RTTNews - The dollar weakened Thursday morning in New York as risk appetite lifted high-yielding currencies such as the sterling and euro.

Stocks rallied on Wednesday and were poised to rise further this morning after the Federal Reserve said that that economic activity is leveling out.

Its been a volatile week for the dollar, which strengthened early on, only to give back most of its gains in the previous session.

The dollar eased to 1.4270 versus the euro, moving further away from a two-week high of 1.4085. With the loss, the dollar inched back toward a 2009 low from earlier this month.

A similar pattern was seen versus the sterling, with the dollar dropping to 1.6620. A week ago, the dollar was sitting at a 10-month low of 1.7012.

The dollar continued its run of choppy trading versus the yen, firming up slightly to 96.30. On a longer term basis, the dollar is virtually unchanged from where it began this summer.

Against the loonie, the dollar dropped to C$1.0816, extending its big losses from the previous session. In the process, the dollar slipped back toward a 10-month low of $1.0630.

On the economic front, traders will focus on a few key economic data releases, including retail sales for July. Economists estimate a 0.7% increase in the retail sales and a 0.1% climb in retail sales excluding autos.

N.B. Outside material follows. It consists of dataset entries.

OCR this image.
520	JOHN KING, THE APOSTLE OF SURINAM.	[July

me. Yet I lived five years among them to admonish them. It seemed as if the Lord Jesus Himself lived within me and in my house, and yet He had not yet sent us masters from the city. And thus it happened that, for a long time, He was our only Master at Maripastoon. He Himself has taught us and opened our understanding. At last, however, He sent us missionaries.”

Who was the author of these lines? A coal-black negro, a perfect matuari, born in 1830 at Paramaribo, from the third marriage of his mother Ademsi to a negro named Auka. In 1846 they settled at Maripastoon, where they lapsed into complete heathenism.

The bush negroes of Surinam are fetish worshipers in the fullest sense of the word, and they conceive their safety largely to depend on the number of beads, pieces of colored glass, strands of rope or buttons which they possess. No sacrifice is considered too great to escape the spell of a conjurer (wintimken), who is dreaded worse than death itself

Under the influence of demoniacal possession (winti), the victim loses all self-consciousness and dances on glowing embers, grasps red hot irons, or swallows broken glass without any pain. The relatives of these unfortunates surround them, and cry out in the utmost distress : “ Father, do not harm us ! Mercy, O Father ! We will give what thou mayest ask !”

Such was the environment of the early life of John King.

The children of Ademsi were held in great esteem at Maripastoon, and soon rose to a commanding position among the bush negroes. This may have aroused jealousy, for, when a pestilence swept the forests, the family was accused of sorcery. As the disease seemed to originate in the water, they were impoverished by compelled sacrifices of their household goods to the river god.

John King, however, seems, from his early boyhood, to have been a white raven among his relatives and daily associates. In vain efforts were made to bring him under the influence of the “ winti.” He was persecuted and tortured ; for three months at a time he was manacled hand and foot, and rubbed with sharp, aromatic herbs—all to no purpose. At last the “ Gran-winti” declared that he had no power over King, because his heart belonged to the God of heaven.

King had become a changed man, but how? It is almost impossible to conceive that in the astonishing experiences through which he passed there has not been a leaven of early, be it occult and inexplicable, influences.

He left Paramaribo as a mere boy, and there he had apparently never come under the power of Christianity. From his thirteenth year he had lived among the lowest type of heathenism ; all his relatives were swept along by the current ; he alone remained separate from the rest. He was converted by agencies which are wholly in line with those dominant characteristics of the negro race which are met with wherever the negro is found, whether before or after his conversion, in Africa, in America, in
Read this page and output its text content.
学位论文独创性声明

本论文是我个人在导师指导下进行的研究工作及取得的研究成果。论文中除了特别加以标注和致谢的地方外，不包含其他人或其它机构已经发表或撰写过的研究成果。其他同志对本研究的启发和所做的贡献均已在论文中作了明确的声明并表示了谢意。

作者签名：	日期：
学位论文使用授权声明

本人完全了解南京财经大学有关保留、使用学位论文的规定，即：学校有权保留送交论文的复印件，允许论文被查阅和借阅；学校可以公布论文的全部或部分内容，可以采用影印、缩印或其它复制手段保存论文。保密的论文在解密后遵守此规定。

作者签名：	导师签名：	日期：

The Labor Department will be releasing the customary weekly jobless claims for the week ended ended August 8th at 8:30 am ET. Economists expect the claims to clock 545,000.

Traders will also be presented with the import & export price indices for July at 8:30 am ET and business inventories report for June at 10:00 am ET.

The Federal Open Market Committee, the policy-making arm of the Federal Reserve, announced Wednesday that it was maintaining the target range for its benchmark federal funds rate at zero to 0.25 percent.

The Fed also repeated its belief that low rates will persist for what it calls an extended period. The central bank added that economic activity is leveling out.